1. Inside a convex polygon with area $S_1$ and perimeter $P_1$, there is a convex polygon with area $S_2$ and perimeter $P_2$. Prove the inequality $$2 \frac{S_1}{P_1} \gt \frac{S_2}{P_2}.$$.
2. Formulate and prove an analogous statement for convex polyhedra.

A. V. Kelarev

Exploration

For a convex polygon, the quantity $\dfrac{2S}{P}$ has a geometric meaning. If every side is shifted inward by a small distance $t$, the area decreases at first order by $Pt$. For a polygon this can be computed exactly. If the side lengths are $a_1,\dots,a_n$ and the interior angles are $\alpha_1,\dots,\alpha_n$, then after shifting every side inward by distance $t$, the remaining polygon has area

$$S(t)=S-Pt+t^2\sum_{i=1}^{n}\cot\frac{\alpha_i}{2}.$$

The coefficient of $t^2$ is positive. Hence $S(t)>S-Pt$ for all sufficiently small positive $t$.

Suppose a convex polygon $Q$ lies inside a convex polygon $P$. If every side of $P$ is shifted inward until it first touches $Q$, the obtained polygon still contains $Q$. Let the smallest shift distance be $r$. Then $Q$ is contained in the polygon $P_r$ obtained from $P$ by inward parallel displacement by $r$. Consequently

$$S_2\le S_1(r).$$

If one could show that $S_1(r)<\dfrac{P_1r}{2}$ whenever $r>\dfrac{2S_1}{P_1}$, then any polygon contained in $P$ would have inradius less than $\dfrac{2S_1}{P_1}$.

This suggests introducing the inradius.

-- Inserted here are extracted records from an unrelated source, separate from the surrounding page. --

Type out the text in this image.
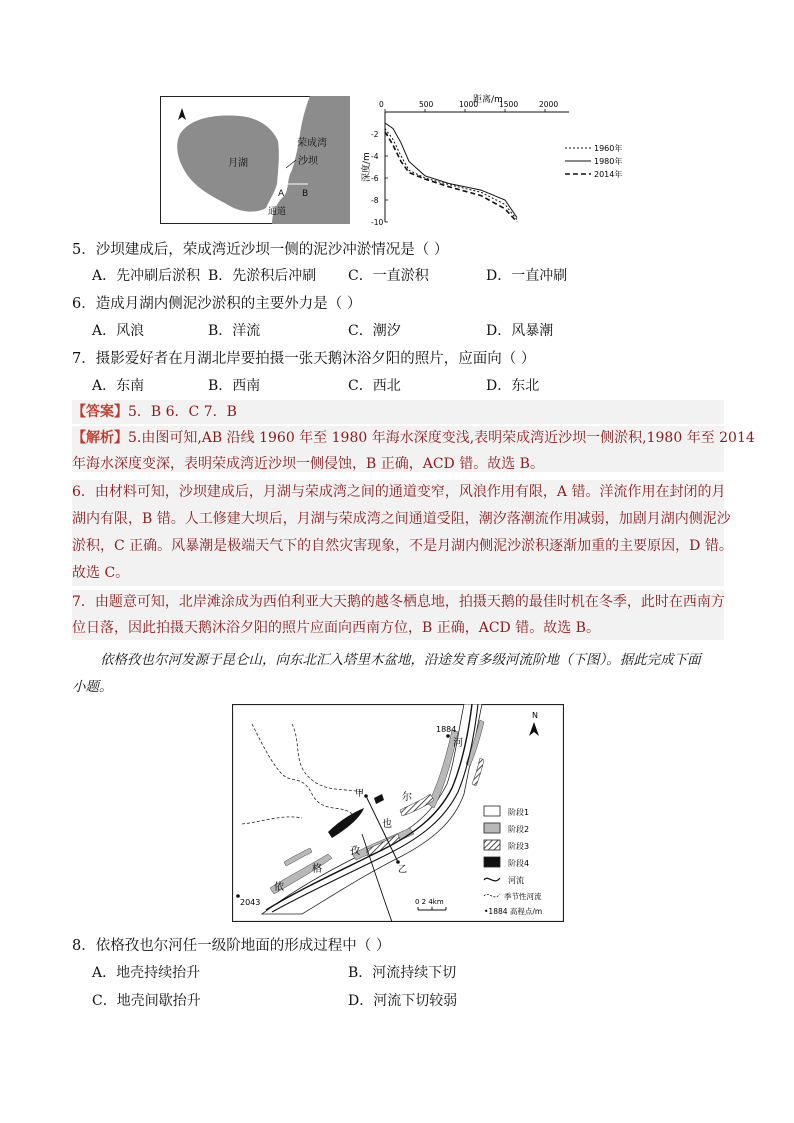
月湖
荣成湾
沙坝
A B
通道
距离/m
深度/m
0	500	1000	1500	2000
-2
-4
-6
-8
-10
1960年
1980年
2014年
5．沙坝建成后，荣成湾近沙坝一侧的泥沙冲淤情况是（ ）
A．先冲刷后淤积 B．先淤积后冲刷 C．一直淤积	D．一直冲刷
6．造成月湖内侧泥沙淤积的主要外力是（ ）
A．风浪	B．洋流	C．潮汐	D．风暴潮
7．摄影爱好者在月湖北岸要拍摄一张天鹅沐浴夕阳的照片，应面向（ ）
A．东南	B．西南	C．西北	D．东北
【答案】5．B 6．C 7．B
【解析】5.由图可知,AB 沿线 1960 年至 1980 年海水深度变浅,表明荣成湾近沙坝一侧淤积,1980 年至 2014
年海水深度变深，表明荣成湾近沙坝一侧侵蚀，B 正确，ACD 错。故选 B。
6．由材料可知，沙坝建成后，月湖与荣成湾之间的通道变窄，风浪作用有限，A 错。洋流作用在封闭的月
湖内有限，B 错。人工修建大坝后，月湖与荣成湾之间通道受阻，潮汐落潮流作用减弱，加剧月湖内侧泥沙
淤积，C 正确。风暴潮是极端天气下的自然灾害现象，不是月湖内侧泥沙淤积逐渐加重的主要原因，D 错。
故选 C。
7．由题意可知，北岸滩涂成为西伯利亚大天鹅的越冬栖息地，拍摄天鹅的最佳时机在冬季，此时在西南方
位日落，因此拍摄天鹅沐浴夕阳的照片应面向西南方位，B 正确，ACD 错。故选 B。
依格孜也尔河发源于昆仑山，向东北汇入塔里木盆地，沿途发育多级河流阶地（下图）。据此完成下面
小题。
甲
乙
河
尔
也
孜
格
依
1884
2043
N
0 2 4km
阶段1
阶段2
阶段3
阶段4
河流
季节性河流
•1884 高程点/m
8．依格孜也尔河任一级阶地面的形成过程中（ ）
A．地壳持续抬升	B．河流持续下切
C．地壳间歇抬升	D．河流下切较弱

For a convex polygon with inradius $\rho$, decomposition into triangles with common vertex at the center of an inscribed circle gives

$$S=\frac{\rho P}{2}.$$

Hence

$$\rho=\frac{2S}{P}.$$

Now if $Q\subset P$, every circle contained in $Q$ is also contained in $P$, so the inradius of $Q$ does not exceed the inradius of $P$. Therefore

$$\frac{2S_2}{P_2}\le \frac{2S_1}{P_1}.$$

This already yields

$$\frac{S_2}{P_2}\le \frac{S_1}{P_1},$$

which is stronger than the required inequality. The only issue is that a general convex polygon need not possess an inscribed circle tangent to all sides, so $\rho=\dfrac{2S}{P}$ is false in general. Thus this route fails.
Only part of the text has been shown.